Writing is important- we all know that. We all know we're supposed to include writing in our lessons as often as we can. But with so much else to teach, how can we cram writing into our already overflowing schedules?


Don't worry, writing doesn't need to be a month-long unit on essays. You can include it every day with relatively little effort- and the best news is, you don't have to grade it all! Some of these I do assign grades for, but more often than not I collect these tasks and just give a grade for completion, or skim through and jot a few notes in response to the students' thoughts.

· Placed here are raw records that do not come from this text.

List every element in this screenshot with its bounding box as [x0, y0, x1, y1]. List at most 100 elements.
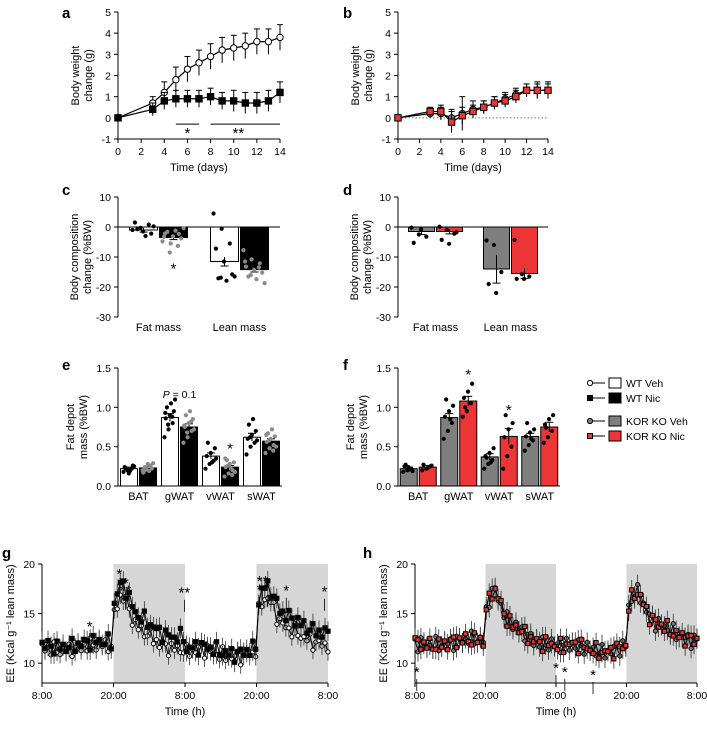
data-point-wt-nic — [307, 627, 313, 633]
data-point-wt-veh — [274, 621, 280, 627]
data-point-wt-nic — [126, 589, 132, 596]
scatter-dot — [416, 232, 421, 237]
significance-star: * — [257, 582, 263, 599]
scatter-dot — [444, 227, 449, 233]
data-point-wt-nic — [232, 659, 238, 665]
data-point-wt-nic — [156, 624, 163, 630]
data-point-wt-nic — [229, 646, 235, 652]
y-axis-label-line: Body composition — [349, 214, 361, 301]
data-point-wt-veh — [135, 627, 141, 633]
data-point-kor-ko-nic — [492, 586, 498, 592]
scatter-dot — [140, 229, 146, 234]
y-tick-label: 1.0 — [96, 402, 111, 414]
data-point-kor-ko-nic — [593, 640, 599, 646]
data-point-wt-nic — [42, 645, 48, 652]
data-point-wt-nic — [39, 639, 45, 645]
scatter-dot — [254, 438, 260, 443]
data-point-wt-nic — [241, 652, 247, 658]
y-axis-label-line: change (%BW) — [82, 220, 94, 294]
scatter-dot — [164, 405, 170, 410]
x-tick-label: 10 — [228, 146, 240, 158]
y-tick-label: -1 — [382, 134, 391, 146]
data-point-kor-ko-nic — [626, 608, 632, 614]
scatter-dot — [525, 420, 530, 426]
scatter-dot — [424, 234, 429, 239]
data-point-kor-ko-nic — [519, 629, 525, 635]
data-point-kor-ko-nic — [688, 632, 694, 638]
significance-star: * — [465, 367, 471, 384]
data-point-kor-ko-nic — [537, 639, 543, 645]
data-point-kor-ko-nic — [458, 112, 466, 120]
data-point-wt-nic — [63, 648, 69, 655]
panel-letter-d: d — [343, 182, 352, 199]
scatter-dot — [262, 281, 267, 286]
y-axis-label-line: change (%BW) — [362, 220, 374, 294]
scatter-dot — [439, 237, 444, 242]
scatter-dot — [257, 261, 262, 266]
data-point-wt-nic — [280, 608, 286, 614]
scatter-dot — [449, 420, 454, 426]
y-axis-label: Fat depotmass (%BW) — [65, 395, 90, 459]
data-point-kor-ko-nic — [522, 86, 531, 95]
scatter-dot — [411, 240, 416, 245]
data-point-wt-nic — [322, 625, 328, 631]
scatter-dot — [181, 440, 186, 445]
p-value-text: = 0.1 — [170, 389, 197, 401]
scatter-dot — [273, 444, 279, 449]
scatter-dot — [499, 269, 504, 275]
data-point-wt-veh — [276, 33, 284, 42]
x-tick-label: 4 — [161, 146, 167, 158]
scatter-dot — [211, 211, 216, 216]
panel-letter-b: b — [343, 5, 352, 22]
data-point-wt-veh — [171, 647, 178, 653]
data-point-kor-ko-veh — [688, 645, 694, 652]
scatter-dot — [185, 435, 190, 440]
scatter-dot — [551, 413, 556, 418]
scatter-dot — [168, 241, 173, 246]
data-point-kor-ko-nic — [691, 641, 697, 647]
data-point-kor-ko-nic — [436, 636, 442, 642]
scatter-dot — [532, 427, 537, 432]
scatter-dot — [135, 227, 140, 232]
data-point-kor-ko-nic — [670, 633, 676, 639]
data-point-wt-nic — [114, 591, 120, 597]
data-point-wt-nic — [66, 645, 72, 651]
x-tick-label: 20:00 — [613, 690, 639, 702]
scatter-dot — [213, 246, 219, 251]
x-tick-label: 20:00 — [243, 690, 269, 702]
category-label: Lean mass — [213, 322, 267, 334]
data-point-wt-nic — [316, 627, 322, 633]
significance-star: * — [506, 402, 512, 419]
category-label: vWAT — [485, 491, 514, 503]
data-point-wt-nic — [220, 653, 226, 659]
y-tick-label: 0.0 — [96, 481, 111, 493]
data-point-wt-nic — [230, 97, 238, 105]
scatter-dot — [230, 472, 235, 478]
scatter-dot — [203, 466, 208, 471]
y-tick-label: 15 — [396, 609, 408, 621]
scatter-dot — [168, 401, 174, 406]
scatter-dot — [451, 403, 456, 408]
data-point-wt-nic — [304, 630, 310, 636]
scatter-dot — [487, 450, 492, 456]
scatter-dot — [175, 243, 180, 248]
scatter-dot — [502, 435, 507, 440]
data-point-wt-veh — [195, 59, 203, 67]
x-tick-label: 20:00 — [472, 690, 498, 702]
data-point-kor-ko-nic — [590, 650, 596, 657]
scatter-dot — [545, 435, 550, 440]
category-label: gWAT — [165, 491, 195, 503]
data-point-kor-ko-nic — [421, 639, 427, 645]
scatter-dot — [491, 242, 496, 248]
scatter-dot — [176, 231, 181, 236]
scatter-dot — [185, 430, 190, 435]
data-point-kor-ko-nic — [504, 623, 510, 629]
significance-star: * — [227, 441, 233, 458]
data-point-kor-ko-nic — [551, 644, 558, 650]
legend-label: WT Veh — [626, 378, 663, 390]
x-tick-label: 8:00 — [175, 690, 196, 702]
scatter-dot — [189, 419, 194, 424]
x-tick-label: 2 — [417, 146, 423, 158]
scatter-dot — [512, 237, 517, 242]
y-tick-label: 1.0 — [376, 402, 391, 414]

So how do you include more writing in your lessons? Here are 10 ideas:


1. Journal. When I was student teaching, I set up a journal system with my 7th grade students. They were free to write down whatever they wanted, and once a week I would collect them and write a short response back. I chose not to grade it, as it was just a way for me to get to know my students, but it certainly could be done for credit. For larger classes you could collect a few each day to avoid having to respond to 30 students in one night. I've also done this through emails with students, which they loved- and it's a great way to find out things you'd never know about your kids otherwise!


2. 4 Minute Prompt. My students are require to bring a Prompt Notebook to class, and we start each day with a 4 minute prompt. Sometimes the prompt is a quote, a question, or even a picture. Students are given 4 minutes to write their response, with the only rule being that they must write the entire 4 minutes even if they run out of ideas. At the beginning of the year I get a lot of "I don't know what to write anymore but I still have two minutes," but the more they write the better their stamina becomes. After a few months, most students end up asking me for more time!


For this prompt, students were asked to write about a time when they turned a bad day around.

3. Opinions. Who doesn't love sharing their opinions? Give students a few minutes to write about their favorite movies, books, games, music, or their opinion about something you discussed in class. This could be anywhere from a couple sentences to a couple paragraphs, depending on the time and topic. Use it as an intro to a lesson, or as an exit slip at the end of class.


4. Cross-Curriculum. Students shouldn't only be writing in English class. Talk to the other teachers and see if you can collaborate on any projects. My kids just finished a science project that had them designing a superhero based on an element they were studying. They got to write about their heroes' backstories, nemeses, and then even pull in art to draw their characters. It was a long project that required a lot of coordination between the science teacher and me, but it was worth it!


5. Summaries. If I've got an odd chunk of time to fill, I have students write random summaries- it might be on an article we read in class, of the Super Bowl, or just of their day so far. I've found that my struggling writers especially benefit from the extra practice in summarizing, and when I keep it small (a paragraph or less), they get to practice their skills without the pressure of it being a big assignment.


6. Reactions. When we're reading novels or short stories for class, I sometimes pause after an intense scene and ask students to write their reactions to what was just read. This lets me check for comprehension and make sure students are more invested in paying attention, and also gives them a chance to express their thoughts and opinions in a private manner, rather than in a whole class discussion.


7. Spelling Tests. My school does not have a spelling curriculum for middle school, but still requires us to teach it. As a result, I ended up developing my own materials that targets what I believe is the most important part of spelling- vocabulary. Students have a pretty constant access to spell check, so I'm more worried about their ability to use a word correctly than their spelling. Because of this, our spelling tests look a little different. Rather than just writing the words, I require students to write their words in a paragraph. Students get a point for spelling the word correctly, and a point for using it correctly- and it gets them using words they may not normally work with.


8. Comic Response. Not all writing needs to be in paragraph format. Rather than writing a report after reading something, sometimes I have students draw a comic. They still have to express their understanding of the material, but they do it through images and dialogue. It keeps them focused on the most important details, and gives doodlers a chance to shine.




9. Community Writing. Think of this one like a message board in notebook format. Keep a notebook out somewhere in the classroom, and let students know that they can write in it during free times. You can write a few prompts to get things started or to get conversations back on track (when you start it, you'll get a lot of "hi" and "how's it going", so starting the topic yourself for a while might help.) I've had students write about after school sports, movies, and field trips. Occasionally I'll read some of it out loud- the kids love it!


10. Free Writing. Before starting a bigger writing project (like an essay or a report), I like to have students free write to get their ideas out. Set a timer and let them write uninterrupted for a few minutes (I like to play movie soundtracks in the background.) Stress that this kind of writing does not need to be grammatically correct, can include spelling errors, and that everything they write doesn't need to be included in their later drafts. The idea is just to get their thoughts down.

There you go- 10 ways to get your students writing more. What do you do to include writing every day? Leave your tips in the comments!